6.3 İstismar Edilen Çocuk ve Aileyi Tanımada Hemşirenin Sorumluluğu

Toplumda kötü davranma, ihmal etme bazı bireylerce kötü, iğrenç, itici gelebilir. Bunun sonucu da bu durumu çoğu kez inkar ederler, görmezlikten gelebilirler. Hemşireler ise bulundukları özel yerleri ve eğitimleri nedeniyle bu durumdan kaçmayarak bu soruna eğilmeye çalışmalıdırlar.

İstismar ve ihmal, hemşirelerin yanı sıra hukukçular, psikologlar, sosyologlar ve sosyal hizmet uzmanları gibi değişik disiplinlerce de ciddi bir sorun olarak kabul edilmeye başlanmıştır. Bu disiplinlerin rolü riskli aileleri tanımak aile ile ilgili tedavi edici ilişkiler kurmayı sağlamak, çocuğu korumak, istismar ve ihmal eden ebeveynleri mümkün olduğu kadar rehabilite edecek programlar hazırlamak, çocuk, aile ve topluma yardımcı olmaya çalışmaktır.

Bu değişik disiplinler içinde yer alan ve sağlık ekibinin önemli bir üyesi olan hemşirenin görevi de hem bu disiplinler arasındaki ilişkiyi sağlayabilmek hem de ailelere ulaşabilmek amacıyla ailelerle her ortamda ilişki kurmak ve eğitim yapmak açısından çok önemlidir. Hemşirenin ayrıca kötü davranılan ve ihmal edilen çocukların erken tanısında ve erken tedaviye başlanılmasındaki rolü de çok önemlidir. Gerek koruyucu sağlık hizmetlerinde gerekse tedavi edici kurumlarda çalışan bir hemşire aileyi bir bütün olarak ele almalı, çocukların sağlığının korunması, bakımı, beslenmesi ve eğitimi hakkında aileleri bilinçlendirilmeli, aile içi ilişkiler geliştirmede, sorunları çözmede onların da katkılarını sağlayarak ailelere destek olmalıdır.

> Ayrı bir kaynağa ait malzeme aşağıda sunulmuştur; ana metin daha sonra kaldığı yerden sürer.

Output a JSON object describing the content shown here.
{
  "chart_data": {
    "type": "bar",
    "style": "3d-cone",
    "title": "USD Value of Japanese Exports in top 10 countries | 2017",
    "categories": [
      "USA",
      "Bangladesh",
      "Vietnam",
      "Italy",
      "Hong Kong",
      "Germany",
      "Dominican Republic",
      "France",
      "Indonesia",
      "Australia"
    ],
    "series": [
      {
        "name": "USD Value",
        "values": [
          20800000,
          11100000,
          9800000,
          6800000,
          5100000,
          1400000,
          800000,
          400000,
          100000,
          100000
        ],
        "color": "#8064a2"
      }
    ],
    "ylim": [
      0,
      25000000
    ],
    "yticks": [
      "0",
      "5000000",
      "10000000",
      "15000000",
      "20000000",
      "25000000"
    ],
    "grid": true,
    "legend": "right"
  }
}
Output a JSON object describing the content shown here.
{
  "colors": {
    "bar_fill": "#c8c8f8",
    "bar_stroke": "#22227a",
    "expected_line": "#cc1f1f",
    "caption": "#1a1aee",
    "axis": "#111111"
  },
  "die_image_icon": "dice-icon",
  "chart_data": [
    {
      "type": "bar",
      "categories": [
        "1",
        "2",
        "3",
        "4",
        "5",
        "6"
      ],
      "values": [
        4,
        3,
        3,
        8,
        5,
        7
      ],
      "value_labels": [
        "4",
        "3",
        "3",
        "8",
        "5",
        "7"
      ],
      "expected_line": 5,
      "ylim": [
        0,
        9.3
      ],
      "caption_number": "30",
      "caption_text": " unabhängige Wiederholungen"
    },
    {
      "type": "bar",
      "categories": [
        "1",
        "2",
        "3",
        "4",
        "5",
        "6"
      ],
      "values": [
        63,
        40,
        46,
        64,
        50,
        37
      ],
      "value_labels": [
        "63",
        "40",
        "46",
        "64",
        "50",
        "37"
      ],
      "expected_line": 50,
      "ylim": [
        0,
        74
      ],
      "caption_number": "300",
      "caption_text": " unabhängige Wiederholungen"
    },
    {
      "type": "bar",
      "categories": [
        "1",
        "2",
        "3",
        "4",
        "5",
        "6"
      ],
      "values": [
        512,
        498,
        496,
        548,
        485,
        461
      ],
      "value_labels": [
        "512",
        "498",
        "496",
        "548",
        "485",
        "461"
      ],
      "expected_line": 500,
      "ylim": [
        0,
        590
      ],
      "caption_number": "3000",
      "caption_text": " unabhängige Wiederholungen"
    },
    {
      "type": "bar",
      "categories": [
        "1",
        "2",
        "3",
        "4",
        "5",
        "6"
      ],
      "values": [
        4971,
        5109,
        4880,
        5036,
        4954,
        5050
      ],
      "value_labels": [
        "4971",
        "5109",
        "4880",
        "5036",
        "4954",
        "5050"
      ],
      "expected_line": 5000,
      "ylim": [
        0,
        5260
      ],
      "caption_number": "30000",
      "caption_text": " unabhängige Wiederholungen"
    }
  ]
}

Çocukla ilgilenen tüm hemşireler konuları ne olursa olsun istismar ve ihmalin erken tanı ve tedavisinde, önlenmesinde aile ve toplumu bu konuda bilinçlendirme aktif rol almalıdırlar. Çünkü gerek koruyucu, gerekse tedavi edici sağlık kurumlarında çocuk ve aile ile ilk karşılaşan birey hemen hemen her zaman hemşiredir.

Hemşirenin istismar ve ihmal edilen çocuğu ve aileyi tanıyabilmesi için çocuk ve aile hakkında kapsamlı bir bilgiye sahip olması, çocuğu ve aileyi çok iyi gözlemesi ve tanıya yardımcı bazı belirtileri çok iyi bilmesi gerekir.

Özellikle Ana-Çocuk Sağlığı Merkezlerinde, Sağlık Ocaklarında, Aile Planlaması, Doğum ve Yenidoğan Ünitelerinde, Okullarda çalışan hemşireler riskli aile ve çocuğu tanıma ve olayları olmadan önleyebilme yönünden daha avantajlı bir konumdadırlar.

Hemşire toplumda riskli aileleri tanıyabilmek için ailelerle iyi ilişki kurmalı, ev ziyaretleri yapmalı, öykü alarak ve gözlem yapmalı ve hangi çocukların risk altında olduğunu iyi değerlendirmeli, bu durumu düzeltmek için de çaba sarf etmelidir.

Doğum esnasında ve perinatal dönemde öykü alma ve gözlem yoluyla istismar ihmale eğilimli anne ve aileleri erken tanıyabilir, tehlikeyi önlemek amacıyla bazı adımlar atabilir, tedavinin erken başlamasında ve başarılı olmasında rol oynayabilir.